Courrier d’une autre Amérique

De la guerre de Sécession au Capitole

Camionneur à la retraite, John Marcotte a milité au sein d’un courant marxiste humaniste influencé par l’intellectuel caribéen C.L.R. James. Depuis l’an dernier, il nous envoie régulièrement d’outre-Atlantique ses analyses sur une nation gangrenée par le racisme depuis ses origines. Ce mois-ci, il revient sur l’invasion du Capitole le 6 janvier dernier. Un événement inscrit selon lui dans la continuité de l’histoire de la domination blanche aux États-Unis.
Collage de 20100

Une évidence : ce suprématisme blanc n’a rien de nouveau. Les événements auxquels nous assistons – assaut du Capitole en tête – marquent la résurgence de vieilles contradictions datant de la fondation de cet État colonial. Elles ont conduit à une guerre civile, gagnée militairement 1 puis perdue politiquement, et dont les Noirs sont les premiers à subir les conséquences. Les Noirs, les Hispaniques et les populations autochtones – de même que les femmes pendant longtemps – n’ont jamais eu accès à la démocratie dans ce pays. Il faut donc continuer à se battre pour une société véritablement multiraciale.

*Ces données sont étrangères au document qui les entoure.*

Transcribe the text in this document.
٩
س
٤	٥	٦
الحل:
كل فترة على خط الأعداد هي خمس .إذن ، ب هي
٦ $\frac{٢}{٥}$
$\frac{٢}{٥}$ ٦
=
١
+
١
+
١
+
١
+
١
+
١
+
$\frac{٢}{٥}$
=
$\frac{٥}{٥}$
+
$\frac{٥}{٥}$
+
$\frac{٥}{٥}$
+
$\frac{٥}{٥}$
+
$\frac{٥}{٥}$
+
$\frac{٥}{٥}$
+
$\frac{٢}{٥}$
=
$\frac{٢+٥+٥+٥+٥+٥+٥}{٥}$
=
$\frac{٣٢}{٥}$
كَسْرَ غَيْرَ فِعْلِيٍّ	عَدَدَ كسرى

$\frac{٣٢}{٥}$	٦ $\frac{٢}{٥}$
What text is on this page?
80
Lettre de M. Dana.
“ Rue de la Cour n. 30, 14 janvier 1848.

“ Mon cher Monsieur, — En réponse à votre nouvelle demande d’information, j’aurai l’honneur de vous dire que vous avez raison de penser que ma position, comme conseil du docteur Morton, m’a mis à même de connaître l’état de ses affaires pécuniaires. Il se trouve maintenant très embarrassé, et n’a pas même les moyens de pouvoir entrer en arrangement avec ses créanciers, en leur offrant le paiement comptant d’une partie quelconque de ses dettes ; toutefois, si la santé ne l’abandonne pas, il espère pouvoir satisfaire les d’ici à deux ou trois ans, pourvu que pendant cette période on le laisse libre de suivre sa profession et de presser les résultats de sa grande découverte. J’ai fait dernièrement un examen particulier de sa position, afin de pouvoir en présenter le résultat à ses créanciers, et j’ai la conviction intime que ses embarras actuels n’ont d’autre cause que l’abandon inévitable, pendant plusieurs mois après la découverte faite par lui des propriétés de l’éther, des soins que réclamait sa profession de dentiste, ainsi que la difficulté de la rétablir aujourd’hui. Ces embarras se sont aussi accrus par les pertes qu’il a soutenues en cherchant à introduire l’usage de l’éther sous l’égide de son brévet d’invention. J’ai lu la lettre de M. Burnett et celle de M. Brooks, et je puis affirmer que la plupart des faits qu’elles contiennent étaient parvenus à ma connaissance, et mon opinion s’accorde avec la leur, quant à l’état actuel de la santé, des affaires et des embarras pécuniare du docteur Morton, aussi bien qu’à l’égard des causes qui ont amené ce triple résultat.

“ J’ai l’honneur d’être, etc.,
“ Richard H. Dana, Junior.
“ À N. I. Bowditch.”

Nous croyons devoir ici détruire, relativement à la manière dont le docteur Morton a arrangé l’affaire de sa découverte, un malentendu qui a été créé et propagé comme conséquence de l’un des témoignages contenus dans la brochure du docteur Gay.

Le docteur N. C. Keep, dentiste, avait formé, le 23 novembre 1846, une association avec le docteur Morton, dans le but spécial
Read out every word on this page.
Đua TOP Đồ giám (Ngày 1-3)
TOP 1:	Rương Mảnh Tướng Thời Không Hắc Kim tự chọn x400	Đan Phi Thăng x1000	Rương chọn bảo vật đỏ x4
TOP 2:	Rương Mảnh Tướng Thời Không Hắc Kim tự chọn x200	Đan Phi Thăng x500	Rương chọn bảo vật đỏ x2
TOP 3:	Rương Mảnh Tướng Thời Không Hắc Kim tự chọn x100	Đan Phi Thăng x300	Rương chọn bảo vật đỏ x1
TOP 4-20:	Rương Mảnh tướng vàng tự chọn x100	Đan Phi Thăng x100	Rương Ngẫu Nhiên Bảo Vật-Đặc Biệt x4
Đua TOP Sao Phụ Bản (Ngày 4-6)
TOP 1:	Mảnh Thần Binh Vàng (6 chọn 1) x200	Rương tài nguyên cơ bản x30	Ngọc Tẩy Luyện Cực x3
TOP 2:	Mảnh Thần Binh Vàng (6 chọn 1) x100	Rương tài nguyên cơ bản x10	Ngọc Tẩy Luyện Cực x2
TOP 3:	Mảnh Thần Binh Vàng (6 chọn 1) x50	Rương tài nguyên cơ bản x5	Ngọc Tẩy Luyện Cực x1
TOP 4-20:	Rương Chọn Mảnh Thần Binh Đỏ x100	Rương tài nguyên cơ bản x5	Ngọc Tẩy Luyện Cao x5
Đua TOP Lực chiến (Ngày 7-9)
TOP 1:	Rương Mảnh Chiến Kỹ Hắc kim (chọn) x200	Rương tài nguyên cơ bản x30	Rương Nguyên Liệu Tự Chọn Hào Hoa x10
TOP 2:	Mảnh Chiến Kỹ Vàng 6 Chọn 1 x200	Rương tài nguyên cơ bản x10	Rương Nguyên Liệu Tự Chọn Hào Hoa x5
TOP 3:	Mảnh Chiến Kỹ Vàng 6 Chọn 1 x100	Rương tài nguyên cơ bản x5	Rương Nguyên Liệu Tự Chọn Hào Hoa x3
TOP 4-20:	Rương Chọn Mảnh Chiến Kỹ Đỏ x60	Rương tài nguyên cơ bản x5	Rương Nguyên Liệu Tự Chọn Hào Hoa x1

Après les événements du 6 janvier, la presse mainstream et les commentateurs, découvrant la lune, se sont montrés choqués par la différence de traitement appliquée par la police, mettant en parallèle leur comportement envers les suprémacistes blancs et leur propension à passer à tabac et emprisonner les Noirs et les manifestants de gauche. Il est aujourd’hui de plus en plus évident que nombre d’agents de police et de militaires faisaient partie de cette foule. Davantage encore que l’armée, la police est fortement infiltrée par les suprémacistes blancs et affiche une sympathie marquée pour leurs opinions ainsi qu’une hostilité envers les non-Blancs.

Certes, nous étions déjà un certain nombre à le savoir. Mais ces événements ont obligé bien d’autres personnes à ouvrir les yeux sur la différence de traitement policier entre Noirs et Blancs. Il faudrait être aveugle pour nier ce qu’il s’est passé ce 6 janvier.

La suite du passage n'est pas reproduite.